Jean kept blabbering about her room situation, and I glanced at the people seated around us. The elderly sat with their children, grandchildren, great grandchildren, listening contently to the lively anecdotes spewing from the mouths of their progeny. Seated right beside us were two old women, one with a wispy plume of white hair and a veiny face like a tree trunk, the other with a full head of short black hair and dewy, smooth skin. The second woman looked like she could have been the daughter of the first. But from the way they talked, they seemed like old friends, animatedly reminiscing about the days when they shared an apartment together, from what I gathered from the bits of conversation I heard. Jean and my mom had started chatting about the Triple Crown horse races, Jean’s favorite subject, which weren’t for another few months, and which I had no interest in. The two women beside us got up and embraced, exchanging cheerful farewells. Then, the younger-looking woman sat back down in her seat while the white-haired, veiny-skinned one put on her jacket and scarf and set off to leave, ambling towards the entrance, where she was whisked away in the revolving doors and out of my sight. There’s no way she’s the patient, I thought, looking back to the dark-haired woman, who now was being led by a nurse out of the sitting area and towards the elevators. She couldn’t have been much older than my parents.
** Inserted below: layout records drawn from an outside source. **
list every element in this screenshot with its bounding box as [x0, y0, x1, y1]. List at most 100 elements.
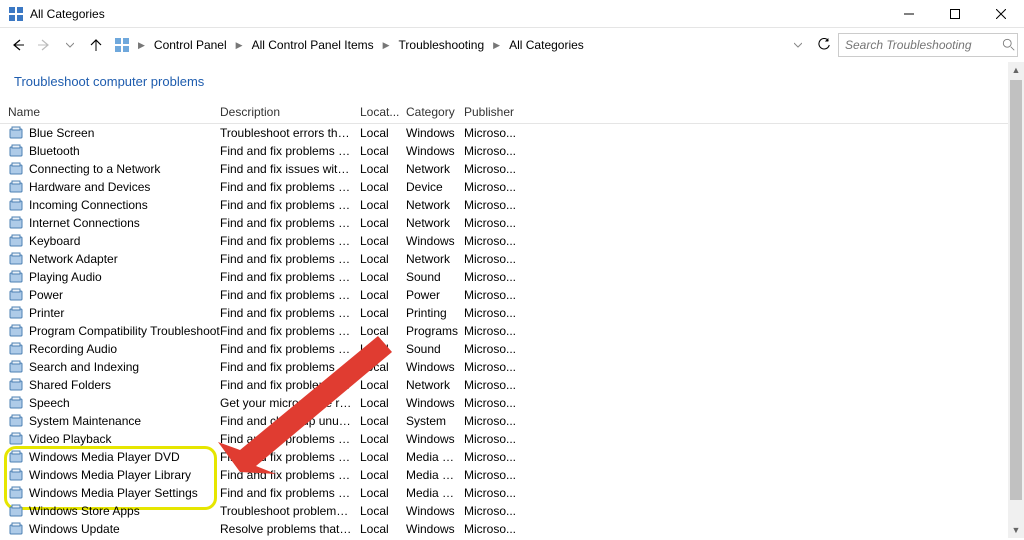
up-button[interactable]	[84, 33, 108, 57]
item-location: Local	[360, 432, 406, 446]
list-item[interactable]: Video PlaybackFind and fix problems play…	[0, 430, 1024, 448]
item-category: Windows	[406, 504, 464, 518]
refresh-button[interactable]	[812, 33, 836, 57]
breadcrumb-item[interactable]: Control Panel	[151, 36, 230, 54]
minimize-button[interactable]	[886, 0, 932, 28]
item-name: Network Adapter	[29, 252, 118, 266]
item-location: Local	[360, 468, 406, 482]
maximize-button[interactable]	[932, 0, 978, 28]
item-location: Local	[360, 414, 406, 428]
list-item[interactable]: Windows Store AppsTroubleshoot problems …	[0, 502, 1024, 520]
item-location: Local	[360, 198, 406, 212]
list-item[interactable]: Windows Media Player DVDFind and fix pro…	[0, 448, 1024, 466]
item-name: Windows Store Apps	[29, 504, 140, 518]
item-description: Find and fix problems with...	[220, 252, 360, 266]
list-item[interactable]: System MaintenanceFind and clean up unus…	[0, 412, 1024, 430]
column-header-publisher[interactable]: Publisher	[464, 105, 524, 119]
scrollbar-up-button[interactable]: ▲	[1008, 62, 1024, 78]
item-category: Media P...	[406, 450, 464, 464]
app-icon	[8, 6, 24, 22]
item-description: Find and fix problems with...	[220, 324, 360, 338]
list-item[interactable]: Shared FoldersFind and fix problems with…	[0, 376, 1024, 394]
item-publisher: Microso...	[464, 216, 524, 230]
chevron-right-icon: ▶	[134, 40, 149, 51]
search-input[interactable]	[845, 38, 1002, 52]
breadcrumb-item[interactable]: Troubleshooting	[396, 36, 488, 54]
item-name: Windows Media Player Library	[29, 468, 191, 482]
address-dropdown-button[interactable]	[786, 33, 810, 57]
column-header-location[interactable]: Locat...	[360, 105, 406, 119]
breadcrumb-item[interactable]: All Categories	[506, 36, 587, 54]
list-item[interactable]: Program Compatibility TroubleshooterFind…	[0, 322, 1024, 340]
recent-locations-button[interactable]	[58, 33, 82, 57]
item-description: Find and fix problems with...	[220, 450, 360, 464]
item-publisher: Microso...	[464, 324, 524, 338]
item-category: Network	[406, 198, 464, 212]
item-category: Windows	[406, 360, 464, 374]
troubleshooter-icon	[8, 269, 24, 285]
content-area: Troubleshoot computer problems Name Desc…	[0, 62, 1024, 540]
item-description: Find and fix problems with...	[220, 144, 360, 158]
item-name: Bluetooth	[29, 144, 80, 158]
item-description: Find and fix problems with...	[220, 468, 360, 482]
list-item[interactable]: Windows Media Player SettingsFind and fi…	[0, 484, 1024, 502]
list-item[interactable]: Network Adapter Find and fix problems wit…	[0, 250, 1024, 268]
search-box[interactable]	[838, 33, 1018, 57]
item-publisher: Microso...	[464, 270, 524, 284]
troubleshooter-icon	[8, 215, 24, 231]
close-button[interactable]	[978, 0, 1024, 28]
troubleshooter-icon	[8, 341, 24, 357]
item-location: Local	[360, 216, 406, 230]
item-name: Playing Audio	[29, 270, 102, 284]
item-location: Local	[360, 396, 406, 410]
troubleshooter-icon	[8, 467, 24, 483]
item-description: Find and fix problems with...	[220, 306, 360, 320]
list-item[interactable]: Windows UpdateResolve problems that pre.…	[0, 520, 1024, 538]
item-name: Search and Indexing	[29, 360, 139, 374]
item-publisher: Microso...	[464, 252, 524, 266]
back-button[interactable]	[6, 33, 30, 57]
list-item[interactable]: Blue ScreenTroubleshoot errors that c...…	[0, 124, 1024, 142]
list-item[interactable]: Incoming ConnectionsFind and fix problem…	[0, 196, 1024, 214]
list-item[interactable]: SpeechGet your microphone read...LocalWi…	[0, 394, 1024, 412]
item-publisher: Microso...	[464, 378, 524, 392]
item-location: Local	[360, 360, 406, 374]
list-header[interactable]: Name Description Locat... Category Publi…	[0, 101, 1024, 124]
list-item[interactable]: Internet ConnectionsFind and fix problem…	[0, 214, 1024, 232]
list-item[interactable]: Search and IndexingFind and fix problems…	[0, 358, 1024, 376]
column-header-name[interactable]: Name	[8, 105, 220, 119]
list-item[interactable]: KeyboardFind and fix problems with...Loc…	[0, 232, 1024, 250]
search-icon[interactable]	[1002, 38, 1016, 52]
list-item[interactable]: Windows Media Player Library Find and fix…	[0, 466, 1024, 484]
list-item[interactable]: Playing Audio Find and fix problems with.…	[0, 268, 1024, 286]
troubleshooter-icon	[8, 251, 24, 267]
item-description: Find and fix problems with...	[220, 234, 360, 248]
breadcrumb-item[interactable]: All Control Panel Items	[249, 36, 377, 54]
item-name: Windows Update	[29, 522, 120, 536]
list-item[interactable]: PowerFind and fix problems with...LocalP…	[0, 286, 1024, 304]
control-panel-icon	[114, 37, 130, 53]
troubleshooter-icon	[8, 233, 24, 249]
troubleshooter-icon	[8, 413, 24, 429]
column-header-description[interactable]: Description	[220, 105, 360, 119]
item-location: Local	[360, 450, 406, 464]
item-name: Connecting to a Network	[29, 162, 160, 176]
forward-button[interactable]	[32, 33, 56, 57]
troubleshooter-icon	[8, 503, 24, 519]
list-item[interactable]: BluetoothFind and fix problems with...Lo…	[0, 142, 1024, 160]
list-item[interactable]: Recording AudioFind and fix problems wit…	[0, 340, 1024, 358]
troubleshooter-icon	[8, 449, 24, 465]
list-item[interactable]: Connecting to a NetworkFind and fix issu…	[0, 160, 1024, 178]
item-location: Local	[360, 522, 406, 536]
list-item[interactable]: Hardware and DevicesFind and fix problem…	[0, 178, 1024, 196]
item-description: Find and fix problems with...	[220, 288, 360, 302]
column-header-category[interactable]: Category	[406, 105, 464, 119]
chevron-right-icon: ▶	[489, 40, 504, 51]
list-body[interactable]: Blue ScreenTroubleshoot errors that c...…	[0, 124, 1024, 540]
list-item[interactable]: PrinterFind and fix problems with...Loca…	[0, 304, 1024, 322]
item-description: Find and fix problems with...	[220, 270, 360, 284]
page-heading: Troubleshoot computer problems	[0, 62, 1024, 101]
item-publisher: Microso...	[464, 198, 524, 212]
item-name: Shared Folders	[29, 378, 111, 392]
item-location: Local	[360, 126, 406, 140]
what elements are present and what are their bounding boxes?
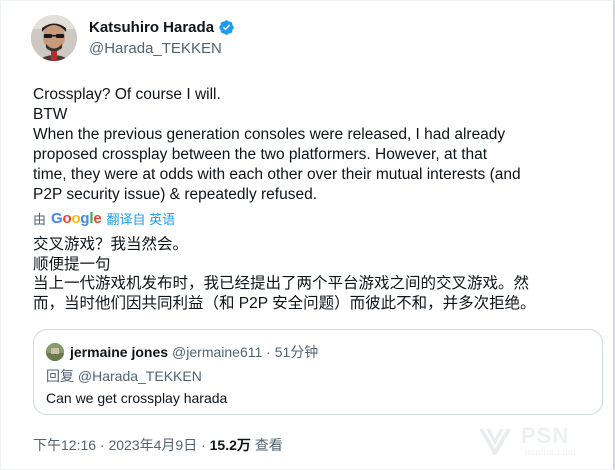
tweet-text-line: Crossplay? Of course I will. <box>33 86 221 103</box>
translated-text-line: 而，当时他们因共同利益（和 P2P 安全问题）而彼此不和，并多次拒绝。 <box>33 294 536 312</box>
watermark-logo-icon <box>479 427 511 455</box>
verified-badge-icon <box>219 20 234 35</box>
tweet-text-line: time, they were at odds with each other … <box>33 166 521 183</box>
translated-text-line: 顺便提一句 <box>33 255 111 273</box>
translation-by-label: 由 <box>33 212 47 227</box>
quoted-author-handle[interactable]: @jermaine611 · 51分钟 <box>172 342 318 362</box>
tweet-text-line: When the previous generation consoles we… <box>33 126 506 143</box>
translated-text-line: 交叉游戏？我当然会。 <box>33 236 189 253</box>
tweet-timestamp[interactable]: 下午12:16 · 2023年4月9日 · <box>33 437 210 453</box>
view-count-label: 查看 <box>250 437 283 453</box>
translation-attribution: 由 Google 翻译自 英语 <box>33 209 175 228</box>
quoted-tweet-text: Can we get crossplay harada <box>46 390 228 406</box>
tweet-meta: 下午12:16 · 2023年4月9日 · 15.2万 查看 <box>33 435 283 455</box>
view-count: 15.2万 <box>209 437 251 453</box>
tweet-text: Crossplay? Of course I will. BTW When th… <box>33 85 598 205</box>
quoted-author-name[interactable]: jermaine jones <box>70 344 168 360</box>
author-display-name[interactable]: Katsuhiro Harada <box>89 19 214 36</box>
author-names: Katsuhiro Harada @Harada_TEKKEN <box>89 19 235 57</box>
tweet-text-line: P2P security issue) & repeatedly refused… <box>33 186 318 203</box>
tweet-text-line: BTW <box>33 106 68 123</box>
quoted-tweet-header: jermaine jones @jermaine611 · 51分钟 <box>46 342 318 362</box>
tweet-header: Katsuhiro Harada @Harada_TEKKEN <box>31 15 235 61</box>
quoted-reply-to: 回复 @Harada_TEKKEN <box>46 368 202 384</box>
author-handle[interactable]: @Harada_TEKKEN <box>89 40 235 57</box>
watermark-sub: psnine.com <box>525 447 577 457</box>
translated-text-line: 当上一代游戏机发布时，我已经提出了两个平台游戏之间的交叉游戏。然 <box>33 275 530 292</box>
translation-source-link[interactable]: 翻译自 英语 <box>107 209 176 228</box>
tweet-text-line: proposed crossplay between the two platf… <box>33 146 488 163</box>
quoted-tweet[interactable]: jermaine jones @jermaine611 · 51分钟 回复 @H… <box>33 329 603 415</box>
watermark-brand: PSN <box>521 423 570 448</box>
author-avatar[interactable] <box>31 15 77 61</box>
translated-text: 交叉游戏？我当然会。 顺便提一句 当上一代游戏机发布时，我已经提出了两个平台游戏… <box>33 235 598 313</box>
quoted-author-avatar <box>46 343 64 361</box>
site-watermark: PSN psnine.com <box>475 419 605 463</box>
tweet-card: Katsuhiro Harada @Harada_TEKKEN Crosspla… <box>0 0 615 470</box>
google-logo: Google <box>51 210 102 227</box>
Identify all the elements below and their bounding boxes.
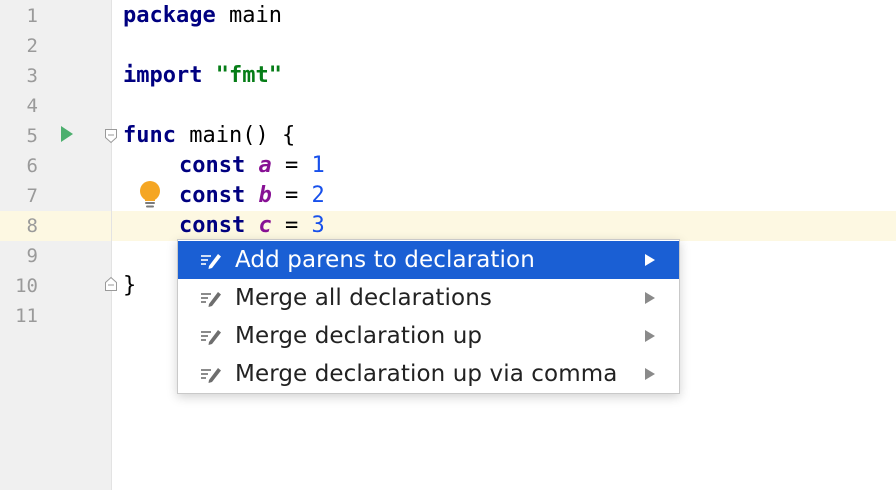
line-number: 1: [26, 5, 38, 27]
line-number: 2: [26, 35, 38, 57]
code-text: =: [271, 183, 312, 208]
menu-item-label: Merge all declarations: [235, 285, 492, 311]
submenu-arrow-icon: [645, 254, 655, 266]
keyword: const: [179, 153, 246, 178]
code-line-6[interactable]: const a = 1: [179, 151, 325, 181]
code-text: }: [123, 273, 137, 298]
keyword: func: [123, 123, 176, 148]
edit-pencil-icon: [201, 292, 221, 307]
line-number: 3: [26, 65, 38, 87]
code-line-8[interactable]: const c = 3: [179, 211, 325, 241]
string-literal: "fmt": [215, 63, 282, 88]
line-number: 8: [26, 215, 38, 237]
line-number: 5: [26, 125, 38, 147]
keyword: const: [179, 183, 246, 208]
constant-name: b: [258, 183, 272, 208]
fold-collapse-icon[interactable]: [104, 128, 118, 144]
line-number: 11: [15, 305, 38, 327]
submenu-arrow-icon: [645, 292, 655, 304]
menu-item-merge-up-comma[interactable]: Merge declaration up via comma: [178, 355, 679, 393]
code-text: main: [215, 3, 282, 28]
lightbulb-icon[interactable]: [138, 180, 162, 210]
code-line-7[interactable]: const b = 2: [179, 181, 325, 211]
line-number: 4: [26, 95, 38, 117]
intention-actions-popup: Add parens to declaration Merge all decl…: [177, 239, 680, 394]
code-text: =: [271, 153, 312, 178]
number-literal: 1: [311, 153, 325, 178]
keyword: import: [123, 63, 203, 88]
run-icon[interactable]: [60, 125, 74, 143]
code-text: main() {: [175, 123, 296, 148]
line-number: 9: [26, 245, 38, 267]
edit-pencil-icon: [201, 330, 221, 345]
menu-item-add-parens[interactable]: Add parens to declaration: [178, 241, 679, 279]
menu-item-label: Merge declaration up: [235, 323, 483, 349]
keyword: package: [123, 3, 216, 28]
code-text: =: [271, 213, 312, 238]
line-number: 7: [26, 185, 38, 207]
constant-name: a: [258, 153, 272, 178]
code-line-1[interactable]: package main: [123, 1, 282, 31]
menu-item-label: Add parens to declaration: [235, 247, 535, 273]
line-number: 10: [15, 275, 38, 297]
keyword: const: [179, 213, 246, 238]
code-line-5[interactable]: func main() {: [123, 121, 295, 151]
fold-end-icon[interactable]: [104, 276, 118, 292]
constant-name: c: [258, 213, 272, 238]
number-literal: 3: [311, 213, 325, 238]
line-number: 6: [26, 155, 38, 177]
menu-item-label: Merge declaration up via comma: [235, 361, 618, 387]
edit-pencil-icon: [201, 368, 221, 383]
number-literal: 2: [311, 183, 325, 208]
code-line-10[interactable]: }: [123, 271, 136, 301]
menu-item-merge-all[interactable]: Merge all declarations: [178, 279, 679, 317]
edit-pencil-icon: [201, 254, 221, 269]
code-line-3[interactable]: import "fmt": [123, 61, 282, 91]
submenu-arrow-icon: [645, 330, 655, 342]
menu-item-merge-up[interactable]: Merge declaration up: [178, 317, 679, 355]
submenu-arrow-icon: [645, 368, 655, 380]
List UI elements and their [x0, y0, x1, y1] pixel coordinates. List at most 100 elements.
My dad came back around ten minutes later and plopped down next us, looking frustrated.

“More trouble with your Medicaid, Jean,” he groused. “Anyways, I hate to say it, but we can only stay until three today. I want to beat the traffic.” Jean didn’t seem to hear; she looked lost in thought. My mom had asked her a question about the horse races, but instead she said, solemnly, “A nursing home is a terrible place to end up in, you know.”

My parents didn’t say anything, and neither did I. Her comment hung over our heads like the fog outside.

I thought about the two women while we sat there. I wondered where the white-haired one was off to, if it was a house like mine, maybe, with open doors and floods of natural light. If she had a family there. I wondered how long the dark-haired one had been here at Ozanam Hall, how long she was going to stay here. She probably had early Alzheimer’s or something. Something concealed behind a deceptive cloak of youth and wellbeing—something beyond the reductive appearance of fleshly decay I figured had pretty much been the sentence into this place.

I wondered whether Jean would’ve still ended up here if she hadn’t broken her hip. I thought about the last time we had gone to visit her at her apartment, or all of the times, since they kind of blurred together into one hazy, nonspecific memory. She never liked going out, not because she couldn’t but because she saw no need to, so we always ate her mediocre cooking in her cramped little dining room. Her apartment was filled with pictures, colored and black and white both, framed and hung on every wall. Some were of our family, some were of her old friends and relatives. We always used to spend time looking at them together after we ate, watching Jean as she tried so eagerly to immerse herself in her past.

My parents and I left about an hour later tired, irritated and craving Korean food. Once we were through the revolving doors and thrown back into the icy air, my dad turned to me and said, “Thanks for doing this, Julianna. You know it means a lot to Jean.”

“Yeah, of course.” Truthfully, I felt guilty. I had been terrible company—I just sulked around the whole time. But I did know how much it meant to her. I knew she would brag about me and my successes in adolescence to all of her girlfriends after we had left, as if I were a horse in one of her beloved races. I knew my momentum was enough to keep her going in that dreary dead end of a place, Ozanam Hall, so I’d give her that. It was a fair trade, I suppose.